Pengamat Tata Kota Yayat Supriyatna juga menyangsikan fungsi Dewan Aglomerasi hanya akan mengulang kasus BKSP. Menurut dia, keberadaan BKSP tidak efektif membangun Jabodetabek karena fungsinya hanya sebatas koordinasi, tanpa memiliki kewenangan otoritas dan anggaran.

"Nah dewan aglomerasi ini apakah menjalankan fungsi koordinasi? Kalau fungsi koordinasi tanpa ada fungsi eksekusi akhirnya akan tertunda-tunda lagi karena tidak tahu siapa yang akan melaksanakan semua masalah dan hasil keputusan yang didapat," ujar Yayat kepada Liputan6.com, Jumat (15/3/2024).

Dia juga mempertanyakan kekuatan ketua Dewan Aglomerasi sejauh mana bisa memerintahkan kepala daerah di Jabodetabekjur serta kementerian/lembaga terkait terhadap keputusannya, sekalipun wakil presiden yang akan memimpinnya nanti.

"Apakah bisa Dewan Aglomerasi ini mengintervensi, Wapres mengintervensi Bogor, Cianjur, Depok, Bekasi, padahal mereka punya provinsi induk yaitu Jawa Barat. Bagaimana Jawa Barat bisa melepas Depok, Bekasi, Bogor di dalam lingkup tanggung jawab di Dewan Aglomerasi. Jawa Barat sendiri punya kepentingan dengan kota-kota mereka sendiri," katanya.

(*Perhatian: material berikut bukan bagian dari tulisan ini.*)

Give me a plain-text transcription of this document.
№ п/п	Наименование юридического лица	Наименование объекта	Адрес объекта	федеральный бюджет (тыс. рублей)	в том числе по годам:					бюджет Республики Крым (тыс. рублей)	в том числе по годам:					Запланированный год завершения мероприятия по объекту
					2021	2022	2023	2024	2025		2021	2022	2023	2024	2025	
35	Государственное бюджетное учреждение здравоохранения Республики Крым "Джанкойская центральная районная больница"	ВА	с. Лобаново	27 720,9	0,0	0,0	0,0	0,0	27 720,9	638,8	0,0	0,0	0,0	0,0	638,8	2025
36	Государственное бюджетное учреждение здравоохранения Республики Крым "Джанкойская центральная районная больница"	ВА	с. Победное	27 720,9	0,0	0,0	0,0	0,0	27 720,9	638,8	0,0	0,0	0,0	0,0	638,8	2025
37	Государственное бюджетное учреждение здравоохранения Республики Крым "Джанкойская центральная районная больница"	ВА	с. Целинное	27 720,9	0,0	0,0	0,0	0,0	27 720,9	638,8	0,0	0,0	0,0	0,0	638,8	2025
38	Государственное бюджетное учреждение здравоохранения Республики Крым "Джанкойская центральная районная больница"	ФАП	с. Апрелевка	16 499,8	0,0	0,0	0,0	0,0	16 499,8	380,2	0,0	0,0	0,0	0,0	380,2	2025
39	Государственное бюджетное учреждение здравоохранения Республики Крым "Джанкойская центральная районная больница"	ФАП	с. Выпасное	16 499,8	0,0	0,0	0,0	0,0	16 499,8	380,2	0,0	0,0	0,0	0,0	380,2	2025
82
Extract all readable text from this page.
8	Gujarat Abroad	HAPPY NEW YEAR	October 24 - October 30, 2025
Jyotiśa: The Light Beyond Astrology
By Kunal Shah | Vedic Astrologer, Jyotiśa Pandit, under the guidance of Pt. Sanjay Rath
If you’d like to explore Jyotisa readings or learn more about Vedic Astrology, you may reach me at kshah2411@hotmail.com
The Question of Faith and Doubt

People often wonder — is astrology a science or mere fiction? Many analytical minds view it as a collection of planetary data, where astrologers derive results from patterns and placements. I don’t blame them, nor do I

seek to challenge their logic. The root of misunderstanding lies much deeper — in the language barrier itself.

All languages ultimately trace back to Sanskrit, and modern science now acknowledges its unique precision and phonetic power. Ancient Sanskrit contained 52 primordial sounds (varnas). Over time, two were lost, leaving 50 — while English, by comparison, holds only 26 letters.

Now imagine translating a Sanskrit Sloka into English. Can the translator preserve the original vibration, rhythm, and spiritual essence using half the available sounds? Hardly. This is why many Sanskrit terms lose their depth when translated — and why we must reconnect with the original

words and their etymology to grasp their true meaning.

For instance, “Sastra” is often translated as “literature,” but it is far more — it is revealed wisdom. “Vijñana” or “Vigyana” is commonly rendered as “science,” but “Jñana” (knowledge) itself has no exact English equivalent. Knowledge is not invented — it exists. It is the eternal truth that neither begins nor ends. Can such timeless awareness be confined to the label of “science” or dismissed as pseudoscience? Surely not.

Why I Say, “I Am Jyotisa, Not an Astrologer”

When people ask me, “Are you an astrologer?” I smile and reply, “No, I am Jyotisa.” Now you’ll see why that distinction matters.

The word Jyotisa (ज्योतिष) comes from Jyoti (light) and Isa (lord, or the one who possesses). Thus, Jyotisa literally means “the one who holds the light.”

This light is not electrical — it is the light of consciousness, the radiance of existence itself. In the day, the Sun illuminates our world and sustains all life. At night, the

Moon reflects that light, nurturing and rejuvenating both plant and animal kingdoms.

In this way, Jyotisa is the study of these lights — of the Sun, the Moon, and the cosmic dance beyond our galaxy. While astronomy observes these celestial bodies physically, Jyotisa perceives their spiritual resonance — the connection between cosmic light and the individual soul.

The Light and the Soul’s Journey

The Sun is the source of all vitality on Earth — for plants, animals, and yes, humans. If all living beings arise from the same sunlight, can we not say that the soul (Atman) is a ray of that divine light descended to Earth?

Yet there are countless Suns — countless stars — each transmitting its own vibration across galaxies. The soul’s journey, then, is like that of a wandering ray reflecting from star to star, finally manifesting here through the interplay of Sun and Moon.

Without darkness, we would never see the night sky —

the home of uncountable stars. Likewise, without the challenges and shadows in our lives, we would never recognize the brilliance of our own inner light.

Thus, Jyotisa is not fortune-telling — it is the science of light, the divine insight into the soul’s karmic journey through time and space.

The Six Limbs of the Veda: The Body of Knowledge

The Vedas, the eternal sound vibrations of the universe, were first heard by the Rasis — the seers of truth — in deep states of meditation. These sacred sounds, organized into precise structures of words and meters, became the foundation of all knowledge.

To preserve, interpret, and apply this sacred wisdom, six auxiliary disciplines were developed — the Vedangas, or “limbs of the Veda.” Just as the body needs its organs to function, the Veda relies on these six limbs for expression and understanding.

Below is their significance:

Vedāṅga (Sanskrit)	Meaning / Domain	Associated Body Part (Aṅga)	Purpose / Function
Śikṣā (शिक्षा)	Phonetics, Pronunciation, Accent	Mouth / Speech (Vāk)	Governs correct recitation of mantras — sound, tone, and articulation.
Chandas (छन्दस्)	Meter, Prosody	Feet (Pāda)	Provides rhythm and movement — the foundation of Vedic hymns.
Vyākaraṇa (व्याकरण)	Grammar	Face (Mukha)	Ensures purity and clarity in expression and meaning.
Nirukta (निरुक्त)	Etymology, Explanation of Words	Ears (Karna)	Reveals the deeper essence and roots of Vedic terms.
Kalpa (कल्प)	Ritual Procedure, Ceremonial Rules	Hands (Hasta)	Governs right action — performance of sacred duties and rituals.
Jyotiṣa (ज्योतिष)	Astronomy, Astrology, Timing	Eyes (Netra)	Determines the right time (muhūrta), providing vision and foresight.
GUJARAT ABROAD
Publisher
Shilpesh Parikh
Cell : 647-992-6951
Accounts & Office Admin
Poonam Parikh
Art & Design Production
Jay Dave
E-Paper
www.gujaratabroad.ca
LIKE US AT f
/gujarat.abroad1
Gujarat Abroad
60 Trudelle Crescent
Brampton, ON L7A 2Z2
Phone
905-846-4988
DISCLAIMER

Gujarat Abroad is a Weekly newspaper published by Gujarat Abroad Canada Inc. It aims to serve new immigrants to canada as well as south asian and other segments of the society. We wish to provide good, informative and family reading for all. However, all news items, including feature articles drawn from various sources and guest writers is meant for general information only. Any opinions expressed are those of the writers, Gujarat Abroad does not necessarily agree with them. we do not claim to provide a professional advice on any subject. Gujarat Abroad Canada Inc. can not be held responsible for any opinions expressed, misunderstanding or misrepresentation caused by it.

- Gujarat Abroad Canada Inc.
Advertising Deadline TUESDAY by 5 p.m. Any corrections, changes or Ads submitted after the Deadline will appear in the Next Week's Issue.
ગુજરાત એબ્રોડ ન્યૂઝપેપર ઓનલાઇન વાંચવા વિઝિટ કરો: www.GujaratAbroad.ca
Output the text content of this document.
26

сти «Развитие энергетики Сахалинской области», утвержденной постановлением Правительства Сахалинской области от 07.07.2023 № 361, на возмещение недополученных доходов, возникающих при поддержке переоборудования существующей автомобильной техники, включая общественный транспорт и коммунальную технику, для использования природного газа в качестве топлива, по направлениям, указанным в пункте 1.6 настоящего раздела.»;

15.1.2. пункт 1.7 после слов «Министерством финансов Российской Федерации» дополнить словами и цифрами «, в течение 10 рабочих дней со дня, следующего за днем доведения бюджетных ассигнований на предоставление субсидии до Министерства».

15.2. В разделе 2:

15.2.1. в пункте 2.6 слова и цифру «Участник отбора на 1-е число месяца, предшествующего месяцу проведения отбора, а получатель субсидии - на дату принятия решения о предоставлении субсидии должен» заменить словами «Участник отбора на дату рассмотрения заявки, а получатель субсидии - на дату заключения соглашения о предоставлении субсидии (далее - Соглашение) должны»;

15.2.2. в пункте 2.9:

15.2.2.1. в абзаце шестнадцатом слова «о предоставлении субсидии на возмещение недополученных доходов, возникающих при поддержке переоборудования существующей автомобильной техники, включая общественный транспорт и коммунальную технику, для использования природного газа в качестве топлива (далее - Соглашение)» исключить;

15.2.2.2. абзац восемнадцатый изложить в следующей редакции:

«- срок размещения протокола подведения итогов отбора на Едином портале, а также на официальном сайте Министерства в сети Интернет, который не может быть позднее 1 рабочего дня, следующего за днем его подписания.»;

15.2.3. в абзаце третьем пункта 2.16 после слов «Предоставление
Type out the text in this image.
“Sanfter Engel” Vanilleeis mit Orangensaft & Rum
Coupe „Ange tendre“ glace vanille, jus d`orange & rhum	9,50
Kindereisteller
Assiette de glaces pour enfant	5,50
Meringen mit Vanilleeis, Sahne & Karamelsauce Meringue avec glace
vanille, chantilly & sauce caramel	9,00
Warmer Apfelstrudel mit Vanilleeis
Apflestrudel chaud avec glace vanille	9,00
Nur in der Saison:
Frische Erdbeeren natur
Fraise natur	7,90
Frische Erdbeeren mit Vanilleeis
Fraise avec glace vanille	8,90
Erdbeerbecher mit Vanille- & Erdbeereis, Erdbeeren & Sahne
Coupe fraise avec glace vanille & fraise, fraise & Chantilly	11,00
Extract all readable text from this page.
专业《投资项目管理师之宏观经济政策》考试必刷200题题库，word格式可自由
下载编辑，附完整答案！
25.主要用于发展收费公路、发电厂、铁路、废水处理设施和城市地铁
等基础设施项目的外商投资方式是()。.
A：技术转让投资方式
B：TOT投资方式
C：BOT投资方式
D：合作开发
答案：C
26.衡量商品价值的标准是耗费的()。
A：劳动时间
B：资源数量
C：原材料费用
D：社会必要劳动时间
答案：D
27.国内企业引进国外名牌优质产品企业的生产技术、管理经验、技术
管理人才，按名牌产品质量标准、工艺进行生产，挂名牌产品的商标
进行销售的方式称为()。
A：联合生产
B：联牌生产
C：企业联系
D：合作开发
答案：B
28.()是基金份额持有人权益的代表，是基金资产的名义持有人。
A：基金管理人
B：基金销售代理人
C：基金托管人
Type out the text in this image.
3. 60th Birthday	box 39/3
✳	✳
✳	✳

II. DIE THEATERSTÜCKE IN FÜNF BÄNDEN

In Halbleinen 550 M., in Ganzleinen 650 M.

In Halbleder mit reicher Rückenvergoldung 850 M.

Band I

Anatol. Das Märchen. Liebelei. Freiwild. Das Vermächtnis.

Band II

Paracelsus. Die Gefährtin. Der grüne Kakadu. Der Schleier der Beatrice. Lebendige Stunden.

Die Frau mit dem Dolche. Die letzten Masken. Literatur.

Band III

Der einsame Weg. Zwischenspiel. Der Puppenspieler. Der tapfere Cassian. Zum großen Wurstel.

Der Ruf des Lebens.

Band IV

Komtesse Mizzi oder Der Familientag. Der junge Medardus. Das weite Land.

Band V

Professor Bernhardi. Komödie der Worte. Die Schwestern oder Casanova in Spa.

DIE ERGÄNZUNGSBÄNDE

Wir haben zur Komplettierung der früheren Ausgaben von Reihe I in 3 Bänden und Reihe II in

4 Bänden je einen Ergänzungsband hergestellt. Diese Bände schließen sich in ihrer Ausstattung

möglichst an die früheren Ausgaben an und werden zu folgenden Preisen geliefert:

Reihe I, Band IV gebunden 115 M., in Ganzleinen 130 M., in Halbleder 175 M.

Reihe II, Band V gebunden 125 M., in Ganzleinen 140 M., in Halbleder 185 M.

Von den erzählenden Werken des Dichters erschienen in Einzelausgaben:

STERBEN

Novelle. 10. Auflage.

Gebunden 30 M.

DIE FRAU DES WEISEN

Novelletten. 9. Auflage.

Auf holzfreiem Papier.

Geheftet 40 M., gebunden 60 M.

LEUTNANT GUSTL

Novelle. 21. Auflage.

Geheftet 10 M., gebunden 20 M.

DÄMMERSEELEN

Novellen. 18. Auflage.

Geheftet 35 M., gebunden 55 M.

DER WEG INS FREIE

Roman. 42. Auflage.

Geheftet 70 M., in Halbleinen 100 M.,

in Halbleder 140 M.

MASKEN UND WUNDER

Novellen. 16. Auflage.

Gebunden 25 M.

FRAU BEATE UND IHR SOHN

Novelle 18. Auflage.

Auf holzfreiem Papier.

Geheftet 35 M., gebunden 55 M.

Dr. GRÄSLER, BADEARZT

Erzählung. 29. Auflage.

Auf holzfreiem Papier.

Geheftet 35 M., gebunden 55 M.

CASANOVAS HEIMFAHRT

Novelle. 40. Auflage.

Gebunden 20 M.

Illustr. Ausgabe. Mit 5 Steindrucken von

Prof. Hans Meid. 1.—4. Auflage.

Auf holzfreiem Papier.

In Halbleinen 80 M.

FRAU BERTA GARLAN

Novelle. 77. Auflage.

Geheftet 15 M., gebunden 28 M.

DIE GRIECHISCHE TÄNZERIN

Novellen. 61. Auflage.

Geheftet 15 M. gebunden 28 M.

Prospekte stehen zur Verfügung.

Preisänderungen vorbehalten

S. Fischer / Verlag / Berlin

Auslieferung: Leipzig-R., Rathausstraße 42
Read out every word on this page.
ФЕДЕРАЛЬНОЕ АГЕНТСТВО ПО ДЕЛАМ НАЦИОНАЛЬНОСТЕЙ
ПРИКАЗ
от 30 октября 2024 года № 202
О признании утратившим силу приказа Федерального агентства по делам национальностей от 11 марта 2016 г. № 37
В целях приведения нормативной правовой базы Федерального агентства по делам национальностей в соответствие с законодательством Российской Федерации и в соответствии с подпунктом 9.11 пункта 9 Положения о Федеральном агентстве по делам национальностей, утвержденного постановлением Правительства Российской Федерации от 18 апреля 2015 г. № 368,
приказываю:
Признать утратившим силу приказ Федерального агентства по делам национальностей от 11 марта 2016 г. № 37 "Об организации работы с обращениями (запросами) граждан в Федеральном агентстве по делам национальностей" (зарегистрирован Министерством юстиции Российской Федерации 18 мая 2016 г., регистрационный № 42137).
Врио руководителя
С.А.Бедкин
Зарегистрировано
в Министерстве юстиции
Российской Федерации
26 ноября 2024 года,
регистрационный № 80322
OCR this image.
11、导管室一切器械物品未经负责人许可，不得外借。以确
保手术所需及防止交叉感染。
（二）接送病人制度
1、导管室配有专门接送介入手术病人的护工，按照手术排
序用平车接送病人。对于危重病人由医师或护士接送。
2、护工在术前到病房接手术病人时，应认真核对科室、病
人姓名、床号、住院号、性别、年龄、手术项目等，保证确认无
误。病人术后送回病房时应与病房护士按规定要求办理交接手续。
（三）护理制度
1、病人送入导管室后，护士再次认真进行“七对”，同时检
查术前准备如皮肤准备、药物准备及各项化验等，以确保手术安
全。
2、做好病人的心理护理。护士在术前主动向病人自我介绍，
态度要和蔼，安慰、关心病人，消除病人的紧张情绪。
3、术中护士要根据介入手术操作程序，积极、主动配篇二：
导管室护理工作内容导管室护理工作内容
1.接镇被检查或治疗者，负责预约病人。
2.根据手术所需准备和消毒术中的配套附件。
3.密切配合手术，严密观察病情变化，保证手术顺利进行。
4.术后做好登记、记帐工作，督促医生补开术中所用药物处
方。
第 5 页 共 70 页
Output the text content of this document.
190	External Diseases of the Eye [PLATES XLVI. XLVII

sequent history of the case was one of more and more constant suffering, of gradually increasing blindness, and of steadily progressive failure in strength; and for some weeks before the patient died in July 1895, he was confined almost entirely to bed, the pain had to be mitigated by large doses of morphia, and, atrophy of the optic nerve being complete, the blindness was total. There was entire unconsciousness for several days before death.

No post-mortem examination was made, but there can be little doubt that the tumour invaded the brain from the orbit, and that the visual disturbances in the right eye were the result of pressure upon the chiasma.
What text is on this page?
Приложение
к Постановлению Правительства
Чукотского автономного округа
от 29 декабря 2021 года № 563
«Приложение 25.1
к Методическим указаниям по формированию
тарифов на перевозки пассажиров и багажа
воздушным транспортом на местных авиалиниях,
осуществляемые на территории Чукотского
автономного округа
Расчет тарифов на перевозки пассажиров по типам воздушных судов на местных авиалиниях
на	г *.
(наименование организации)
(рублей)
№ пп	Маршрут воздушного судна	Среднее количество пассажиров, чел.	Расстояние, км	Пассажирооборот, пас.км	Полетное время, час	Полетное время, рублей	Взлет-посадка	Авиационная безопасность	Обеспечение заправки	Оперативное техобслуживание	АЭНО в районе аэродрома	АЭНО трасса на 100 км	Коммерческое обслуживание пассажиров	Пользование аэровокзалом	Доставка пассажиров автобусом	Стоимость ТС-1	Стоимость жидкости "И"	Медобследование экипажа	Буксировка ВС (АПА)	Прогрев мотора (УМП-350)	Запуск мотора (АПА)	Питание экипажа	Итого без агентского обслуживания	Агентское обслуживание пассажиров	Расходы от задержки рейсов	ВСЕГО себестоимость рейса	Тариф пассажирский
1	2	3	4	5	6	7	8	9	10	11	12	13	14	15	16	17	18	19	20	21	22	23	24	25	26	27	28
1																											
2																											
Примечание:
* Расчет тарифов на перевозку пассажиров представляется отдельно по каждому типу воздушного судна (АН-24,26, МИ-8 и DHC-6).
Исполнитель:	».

Termasuk program apa yang akan dikerjakan Dewan Kawasan Aglomerasi. "Apakah ada program bersama? Siapa yang mendanai dan memfasilitasi? Ini perlu dicermati. Selama ini Jabodetabek itu kebanyakan wacananya di tata ruang terus, tanpa ada program kegiatannya."

"Jadi pertanyaannya kalau ada spatial plan mana nanti development plan-nya, program pembangunannya siapa yang mengeksekusi. Sejauh mana nanti kemampuan dewan aglomerasi menjembatani gap yang terjadi antara rencana dengan kapasitas kemampuan kelembagaan di tingkat daerah maupun di pusat. Itu kan penting untuk kita siasati," ucap Yayat.

Karena itu, kata Yayat, tugas, fungsi, dan kewenangan yang ditangani Dewan Aglomerasi harus jelas. Misalnya fokus pada masalah transportasi publik, permukiman, penanggulangan bencana banjir, pengelolaan lingkungan, tata ruang, dan lain-lain. 

Dan yang tidak kalah penting adalah pendanaan. "Apakah Dewan Aglomerasi bisa ngasih duit kalau daerah mengatakan 'wah saya enggak punya duit'. Kota Bekasi, Bogor, Depok, Tangerang itu kota metropolitan tapi metropolitan setengah hati. Jakarta metropolitan mandiri dengan uang yang cukup. Itulah yang saya mengatakan jangan sampai nanti badan ini hanya sibuk koordinasi," ujar Yayat menandaskan.

Sementara itu, Trubus Rahadiansyah menyarankan pembentukan kementerian yang khusus menangani Jabodetabekjur, ketimbang membuat Dewan Aglomerasi. Sebab, tiap daerah pasti ada ego sektoral mengingat mereka memiliki wilayah otonom dan visi-misi sendiri.

"Karena di struktur pemerintah tidak mengenal dewan seperti itu. Kalau di IKN otorita wilayah-wilayahnya kecil. Kalau ini tiga provinsi Jabar, Jakarta, Banten, belum lagi ada 11 kabupaten/kota. Itu kalau Dewan Aglomerasi mereka mau taat pada kebijakannya siapa?"

Karena itu, dia tidak yakin Dewan Aglomerasi akan bisa mengatasi persoalan-persoalan klasik Jakarta dan sekitarnya, seperti banjir, macet, polusi, dan sebagainya. 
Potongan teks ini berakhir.